The Osaka-based company said net profit hit 120.44 billion yen (USD 1.17 billion) in its fiscal year to March, after suffering a loss of 754.25 billion yen a year earlier, while revenue ticked up to 7.74 trillion yen from 7.30 trillion yen.
Panasonic -- recovering from combined losses topping $15 billion in the previous two fiscal years -- also said it expected net profit to come in at 140 billion yen over the year to March 2015.
The trio are also undergoing painful overhauls aimed at rescuing their battered balance sheets.
Panasonic credited the weaker yen for its healthier results, and pointed to an uptick in its auto-related businesses on the back of a global recovery.
It also saw better sales of household appliances as Japanese consumers splashed out on big-ticket goods before an April 1 sales tax increase.

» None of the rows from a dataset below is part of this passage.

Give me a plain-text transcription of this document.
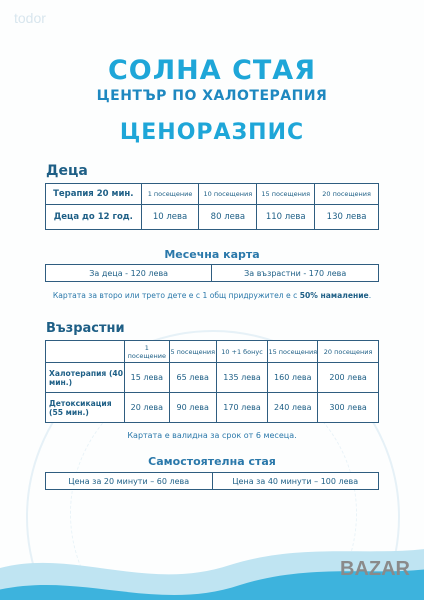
todor
СОЛНА СТАЯ
ЦЕНТЪР ПО ХАЛОТЕРАПИЯ
ЦЕНОРАЗПИС
Деца
Терапия 20 мин.	1 посещение	10 посещения	15 посещения	20 посещения
Деца до 12 год.	10 лева	80 лева	110 лева	130 лева
Месечна карта
За деца - 120 лева	За възрастни - 170 лева
Картата за второ или трето дете е с 1 общ придружител е с 50% намаление.
Възрастни
	1 посещение	5 посещения	10 +1 бонус	15 посещения	20 посещения
Халотерапия (40 мин.)	15 лева	65 лева	135 лева	160 лева	200 лева
Детоксикация (55 мин.)	20 лева	90 лева	170 лева	240 лева	300 лева
Картата е валидна за срок от 6 месеца.
Самостоятелна стая
Цена за 20 минути – 60 лева	Цена за 40 минути – 100 лева
BAZAR
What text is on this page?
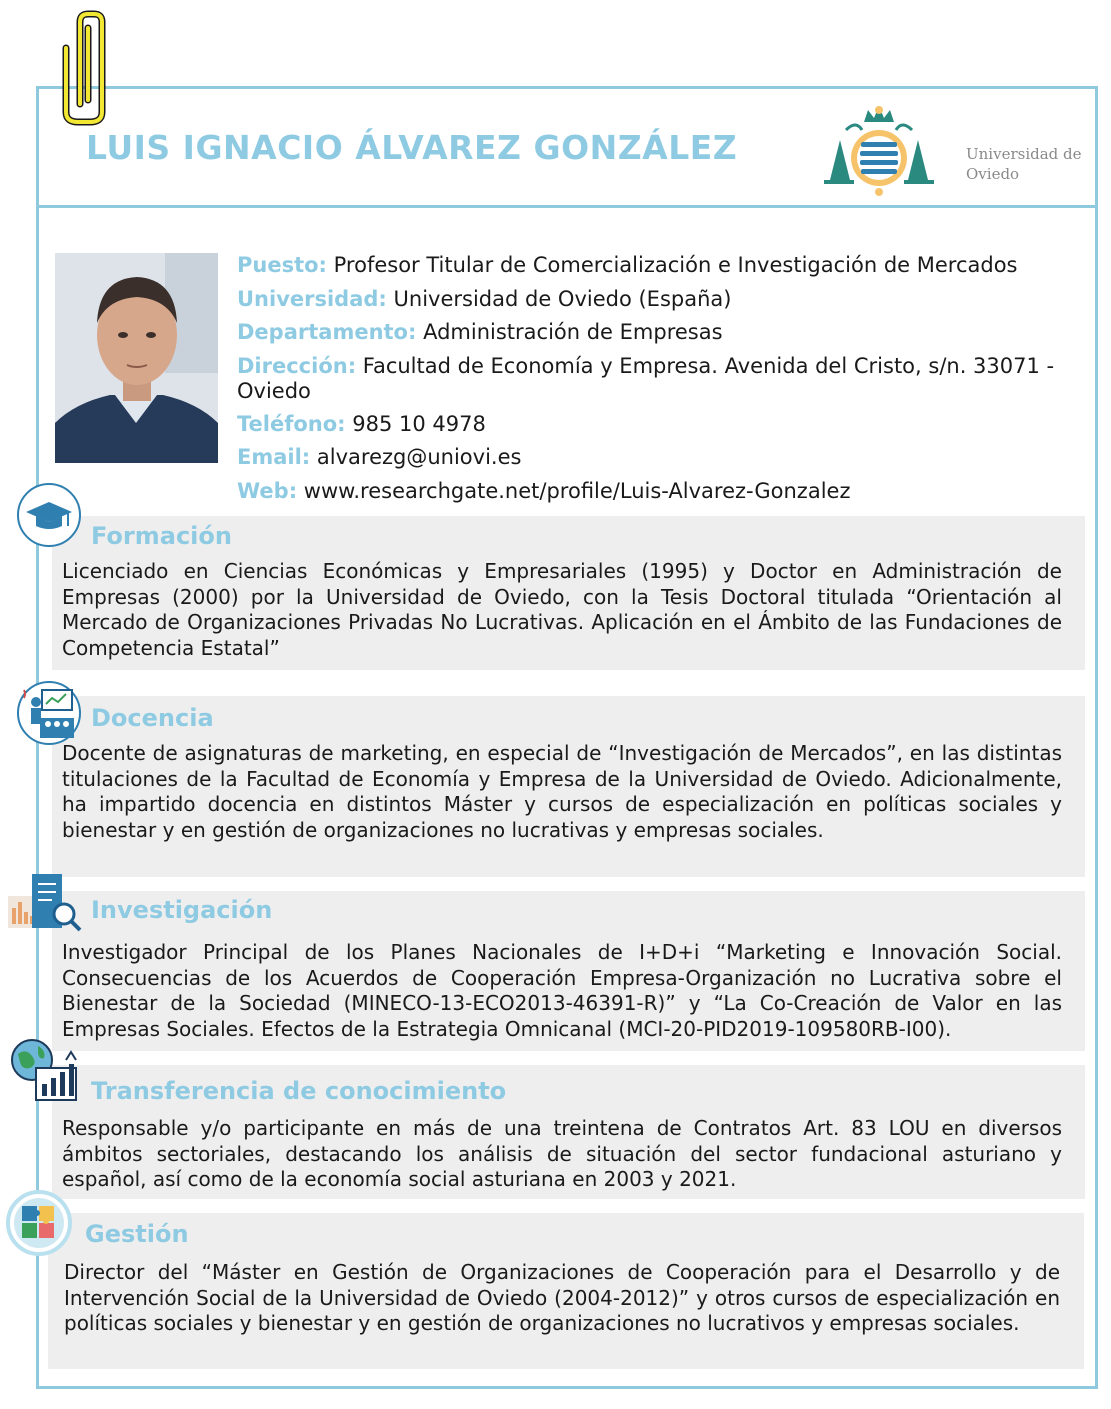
LUIS IGNACIO ÁLVAREZ GONZÁLEZ	Universidad de Oviedo
Puesto: Profesor Titular de Comercialización e Investigación de Mercados
Universidad: Universidad de Oviedo (España)
Departamento: Administración de Empresas
Dirección: Facultad de Economía y Empresa. Avenida del Cristo, s/n. 33071 - Oviedo
Teléfono: 985 10 4978
Email: alvarezg@uniovi.es
Web: www.researchgate.net/profile/Luis-Alvarez-Gonzalez
Formación
Licenciado en Ciencias Económicas y Empresariales (1995) y Doctor en Administración de Empresas (2000) por la Universidad de Oviedo, con la Tesis Doctoral titulada “Orientación al Mercado de Organizaciones Privadas No Lucrativas. Aplicación en el Ámbito de las Fundaciones de Competencia Estatal”
Docencia
Docente de asignaturas de marketing, en especial de “Investigación de Mercados”, en las distintas titulaciones de la Facultad de Economía y Empresa de la Universidad de Oviedo. Adicionalmente, ha impartido docencia en distintos Máster y cursos de especialización en políticas sociales y bienestar y en gestión de organizaciones no lucrativas y empresas sociales.
Investigación
Investigador Principal de los Planes Nacionales de I+D+i “Marketing e Innovación Social. Consecuencias de los Acuerdos de Cooperación Empresa-Organización no Lucrativa sobre el Bienestar de la Sociedad (MINECO-13-ECO2013-46391-R)” y “La Co-Creación de Valor en las Empresas Sociales. Efectos de la Estrategia Omnicanal (MCI-20-PID2019-109580RB-I00).
Transferencia de conocimiento
Responsable y/o participante en más de una treintena de Contratos Art. 83 LOU en diversos ámbitos sectoriales, destacando los análisis de situación del sector fundacional asturiano y español, así como de la economía social asturiana en 2003 y 2021.
Gestión
Director del “Máster en Gestión de Organizaciones de Cooperación para el Desarrollo y de Intervención Social de la Universidad de Oviedo (2004-2012)” y otros cursos de especialización en políticas sociales y bienestar y en gestión de organizaciones no lucrativos y empresas sociales.
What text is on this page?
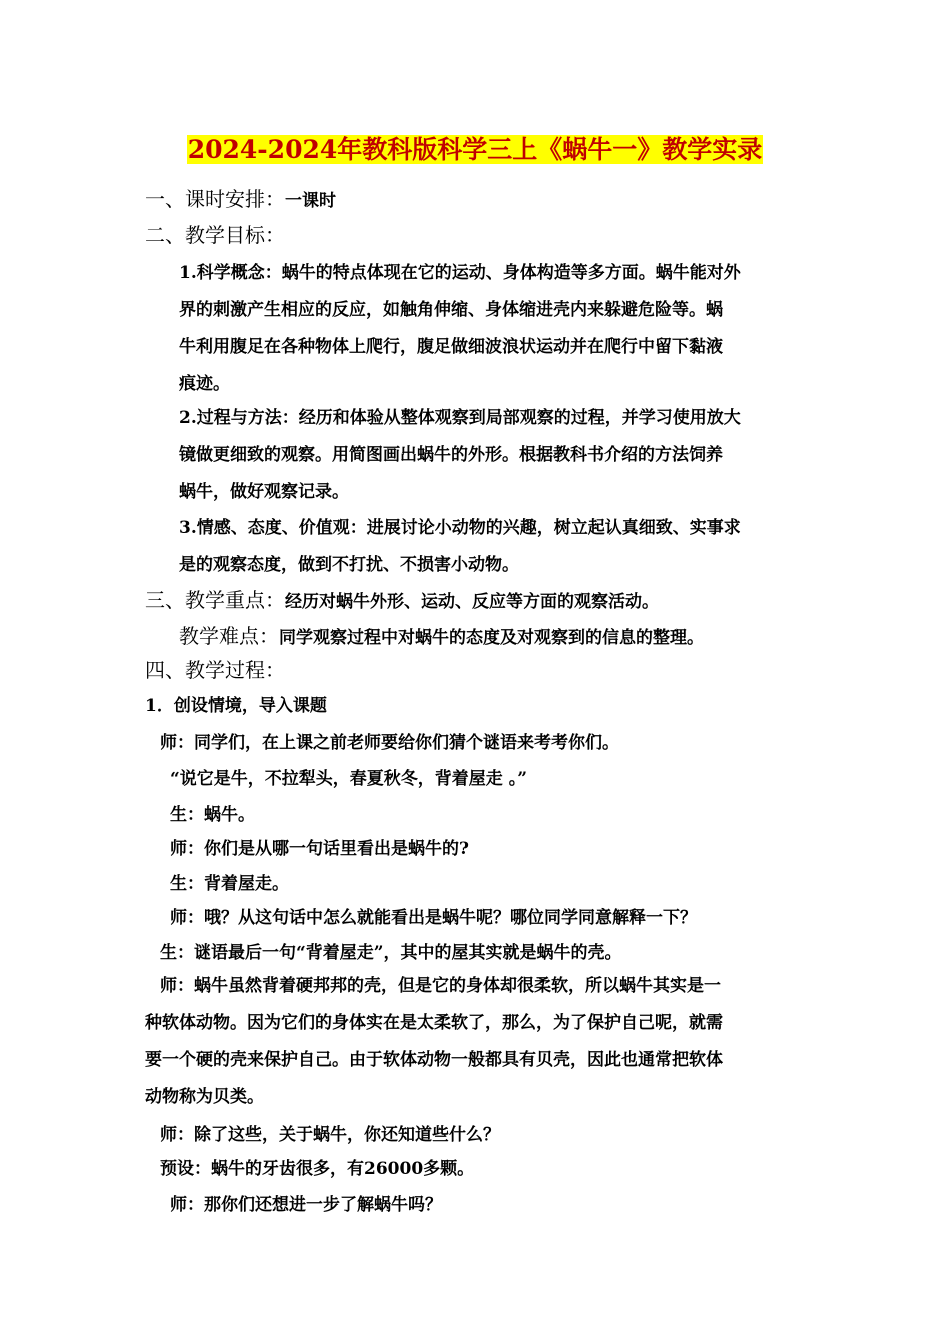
2024-2024年教科版科学三上《蜗牛一》教学实录
一、课时安排：一课时
二、教学目标：

1.科学概念：蜗牛的特点体现在它的运动、身体构造等多方面。蜗牛能对外

界的刺激产生相应的反应，如触角伸缩、身体缩进壳内来躲避危险等。蜗

牛利用腹足在各种物体上爬行，腹足做细波浪状运动并在爬行中留下黏液

痕迹。

2.过程与方法：经历和体验从整体观察到局部观察的过程，并学习使用放大

镜做更细致的观察。用简图画出蜗牛的外形。根据教科书介绍的方法饲养

蜗牛，做好观察记录。

3.情感、态度、价值观：进展讨论小动物的兴趣，树立起认真细致、实事求

是的观察态度，做到不打扰、不损害小动物。

三、教学重点：经历对蜗牛外形、运动、反应等方面的观察活动。
教学难点：同学观察过程中对蜗牛的态度及对观察到的信息的整理。
四、教学过程：
1．创设情境，导入课题
师：同学们，在上课之前老师要给你们猜个谜语来考考你们。
“说它是牛，不拉犁头，春夏秋冬，背着屋走 。”
生：蜗牛。
师：你们是从哪一句话里看出是蜗牛的?
生：背着屋走。
师：哦？从这句话中怎么就能看出是蜗牛呢？哪位同学同意解释一下？
生：谜语最后一句“背着屋走”，其中的屋其实就是蜗牛的壳。

师：蜗牛虽然背着硬邦邦的壳，但是它的身体却很柔软，所以蜗牛其实是一

种软体动物。因为它们的身体实在是太柔软了，那么，为了保护自己呢，就需

要一个硬的壳来保护自己。由于软体动物一般都具有贝壳，因此也通常把软体

动物称为贝类。

师：除了这些，关于蜗牛，你还知道些什么？
预设：蜗牛的牙齿很多，有26000多颗。
师：那你们还想进一步了解蜗牛吗？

"Despite some economic slowdown in emerging countries including India, the global economy moderately continued to recover with a pick-up in Europe, a continuing stock market recovery and the robust consumer spending in the US... Yen depreciation and a surge in consumer spending before (a) Japanese consumption tax hike," it said in a statement.
It also pointed to company-wide cost cuts and efforts to reduce materials outlays for boosting its bottom line.
But sales in digital consumer products, including its struggling television business, remained weak as Panasonic shifts its attention away from loss-making divisions as part of a wider restructuring.
The firm has said it will abandon the consumer smartphone market and stop production of plasma television screens, in line with a broader industry shift away from plasma units. Hitachi and Pioneer have also exited the market in recent years.